Using keys to combat human error
The biggest risk comes primarily from users. If a USB stick stays inside the same network of computers, all is well. However, this is rarely the case. It might seem insignificant, but an employee who transfers photos from his home computer onto a USB stick to then show colleagues at work can be very dangerous. The danger is that the device becomes infected from an external PC with inadequate defences: in general, viruses attack computers with the least protection. The infamous Stuxnet virus that infiltrated an Iranian nuclear power plant in 2010 originated from a USB stick used by one of the engineers on his home computer.
In such situations, the countermove consists in using USB sticks and having a software program scan to track the movements of a stick within a fleet of computers. The approach is the same if a user deliberately inserts an infected stick. The stick is first inserted into an antivirus terminal, completely separate from any computer, which runs full analyses. This in turn generates a notion of trust. Once the stick has been scanned by the antivirus terminal, it can be used inside the computer network and the user can check that no files have been modified externally. However, as soon as data is transferred from a computer that does not have the tracking software installed, the trust is broken and the stick must be reanalysed by the antivirus terminal. The tracking software can easily be installed on a personal computer, so the approach is not as restrictive as it may appear.
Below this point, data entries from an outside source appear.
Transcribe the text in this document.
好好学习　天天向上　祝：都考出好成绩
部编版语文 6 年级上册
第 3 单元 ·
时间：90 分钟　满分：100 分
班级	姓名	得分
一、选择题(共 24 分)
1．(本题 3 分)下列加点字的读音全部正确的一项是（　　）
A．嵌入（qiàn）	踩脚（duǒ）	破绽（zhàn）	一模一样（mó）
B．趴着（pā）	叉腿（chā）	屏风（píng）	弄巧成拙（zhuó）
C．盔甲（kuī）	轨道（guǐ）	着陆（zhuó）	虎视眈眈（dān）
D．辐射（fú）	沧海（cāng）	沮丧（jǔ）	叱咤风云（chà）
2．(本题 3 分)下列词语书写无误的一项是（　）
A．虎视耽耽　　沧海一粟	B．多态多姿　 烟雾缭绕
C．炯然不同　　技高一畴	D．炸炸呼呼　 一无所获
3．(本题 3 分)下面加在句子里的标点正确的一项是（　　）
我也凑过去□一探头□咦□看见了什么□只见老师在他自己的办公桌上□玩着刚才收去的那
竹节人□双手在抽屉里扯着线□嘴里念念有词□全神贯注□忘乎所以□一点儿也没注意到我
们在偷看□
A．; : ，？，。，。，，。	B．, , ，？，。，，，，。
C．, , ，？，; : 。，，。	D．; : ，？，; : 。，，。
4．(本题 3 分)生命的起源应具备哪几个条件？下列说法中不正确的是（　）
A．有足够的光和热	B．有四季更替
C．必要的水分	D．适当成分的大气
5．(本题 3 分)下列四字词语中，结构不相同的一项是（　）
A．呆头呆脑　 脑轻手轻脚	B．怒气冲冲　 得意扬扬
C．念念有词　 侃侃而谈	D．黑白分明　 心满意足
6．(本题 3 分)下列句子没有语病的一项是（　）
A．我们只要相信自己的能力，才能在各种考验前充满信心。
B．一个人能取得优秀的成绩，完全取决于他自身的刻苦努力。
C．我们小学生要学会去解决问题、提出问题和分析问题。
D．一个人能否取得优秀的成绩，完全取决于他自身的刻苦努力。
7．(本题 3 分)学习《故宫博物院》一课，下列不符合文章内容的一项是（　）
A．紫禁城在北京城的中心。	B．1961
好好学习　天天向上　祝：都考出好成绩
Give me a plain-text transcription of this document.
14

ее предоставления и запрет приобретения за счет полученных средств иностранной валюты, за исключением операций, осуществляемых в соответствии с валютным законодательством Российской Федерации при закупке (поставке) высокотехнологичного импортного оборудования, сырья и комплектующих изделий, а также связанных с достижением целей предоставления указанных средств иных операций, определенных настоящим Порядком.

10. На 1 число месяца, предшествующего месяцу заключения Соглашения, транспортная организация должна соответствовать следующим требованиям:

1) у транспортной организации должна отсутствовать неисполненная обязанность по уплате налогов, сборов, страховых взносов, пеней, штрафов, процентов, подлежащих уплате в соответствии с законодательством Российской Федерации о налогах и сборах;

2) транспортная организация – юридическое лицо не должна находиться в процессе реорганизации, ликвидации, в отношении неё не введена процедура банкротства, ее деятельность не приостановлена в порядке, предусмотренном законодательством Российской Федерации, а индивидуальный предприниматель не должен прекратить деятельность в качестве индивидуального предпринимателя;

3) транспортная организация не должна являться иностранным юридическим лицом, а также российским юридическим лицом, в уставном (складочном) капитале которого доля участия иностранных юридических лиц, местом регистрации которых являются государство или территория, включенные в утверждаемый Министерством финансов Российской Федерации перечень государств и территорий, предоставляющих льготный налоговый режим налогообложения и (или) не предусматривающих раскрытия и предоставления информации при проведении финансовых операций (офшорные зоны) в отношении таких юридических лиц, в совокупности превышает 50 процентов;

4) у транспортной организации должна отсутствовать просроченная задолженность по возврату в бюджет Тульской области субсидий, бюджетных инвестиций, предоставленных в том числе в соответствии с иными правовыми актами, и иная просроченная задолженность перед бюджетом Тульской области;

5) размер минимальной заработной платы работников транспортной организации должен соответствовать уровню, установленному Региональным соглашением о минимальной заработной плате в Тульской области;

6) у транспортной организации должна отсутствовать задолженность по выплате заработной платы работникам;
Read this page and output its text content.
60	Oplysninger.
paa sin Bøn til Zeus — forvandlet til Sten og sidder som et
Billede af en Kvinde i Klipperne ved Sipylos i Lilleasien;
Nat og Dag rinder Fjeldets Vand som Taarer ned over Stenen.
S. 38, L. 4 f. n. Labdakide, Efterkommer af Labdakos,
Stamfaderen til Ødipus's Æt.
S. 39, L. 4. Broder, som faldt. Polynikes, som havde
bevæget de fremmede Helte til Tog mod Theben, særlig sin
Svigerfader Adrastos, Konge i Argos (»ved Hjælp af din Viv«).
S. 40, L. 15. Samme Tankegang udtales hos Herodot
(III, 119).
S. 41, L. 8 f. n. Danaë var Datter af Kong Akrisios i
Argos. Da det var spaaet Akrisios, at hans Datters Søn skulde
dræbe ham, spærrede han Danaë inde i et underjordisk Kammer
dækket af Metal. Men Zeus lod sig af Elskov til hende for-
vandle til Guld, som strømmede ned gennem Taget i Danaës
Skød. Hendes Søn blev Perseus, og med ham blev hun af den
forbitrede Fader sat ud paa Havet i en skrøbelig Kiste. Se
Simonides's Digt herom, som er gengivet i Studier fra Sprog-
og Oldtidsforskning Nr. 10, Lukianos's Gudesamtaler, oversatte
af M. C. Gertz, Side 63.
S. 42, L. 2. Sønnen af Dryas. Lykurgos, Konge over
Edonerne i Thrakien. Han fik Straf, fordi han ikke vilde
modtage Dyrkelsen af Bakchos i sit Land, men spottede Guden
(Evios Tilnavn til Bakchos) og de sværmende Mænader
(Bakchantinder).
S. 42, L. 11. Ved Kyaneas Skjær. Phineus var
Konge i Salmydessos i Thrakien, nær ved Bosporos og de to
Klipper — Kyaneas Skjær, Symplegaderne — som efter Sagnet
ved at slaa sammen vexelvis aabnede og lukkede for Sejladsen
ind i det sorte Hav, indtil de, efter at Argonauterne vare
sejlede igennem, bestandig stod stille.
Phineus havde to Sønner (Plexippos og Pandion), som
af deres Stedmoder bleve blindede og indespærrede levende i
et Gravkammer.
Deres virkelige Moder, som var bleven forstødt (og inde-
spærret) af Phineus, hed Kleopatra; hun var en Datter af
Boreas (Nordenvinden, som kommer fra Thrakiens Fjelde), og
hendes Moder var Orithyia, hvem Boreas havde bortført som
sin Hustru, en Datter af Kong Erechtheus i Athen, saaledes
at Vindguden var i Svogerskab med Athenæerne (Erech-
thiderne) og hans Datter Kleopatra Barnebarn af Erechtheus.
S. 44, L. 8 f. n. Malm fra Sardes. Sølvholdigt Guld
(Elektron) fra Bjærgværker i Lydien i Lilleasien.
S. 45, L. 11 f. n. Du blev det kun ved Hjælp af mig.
The role of behavioural analysis
The Stormshield Endpoint Security solution is another form of defence for user terminals. Designed to detect any attempt to take advantage of vulnerabilities and using resource control rules, it is able to block processes whose behaviour is malicious or altered by an attacker. If an infected USB stick enters the computer network, the erratic behaviour of the software that ensues is immediately identified. This protection technique, known as a Host Intrusion Prevention System, or HIPS, is able to block the attack.
However, it still needs some fine-tuning. HIPS sometimes have trouble blocking malicious activity when it consists of a succession of multiple actions that do not appear malicious individually. Endpoint Detection and Response (EDR) technology can extend and refine the detection of these cyberattacks. In the future, HIPS and EDR are likely to be used together and with enough protection of this type, there will be “no need to ban USB sticks,” concludes Genovese. “IBM’s idea of banning USB drives was primarily driven by concerns for their reputation, rather than cybersecurity. Can you imagine the damage that could be done if someone found a USB stick containing sensitive data from a company whose business is cybersecurity?”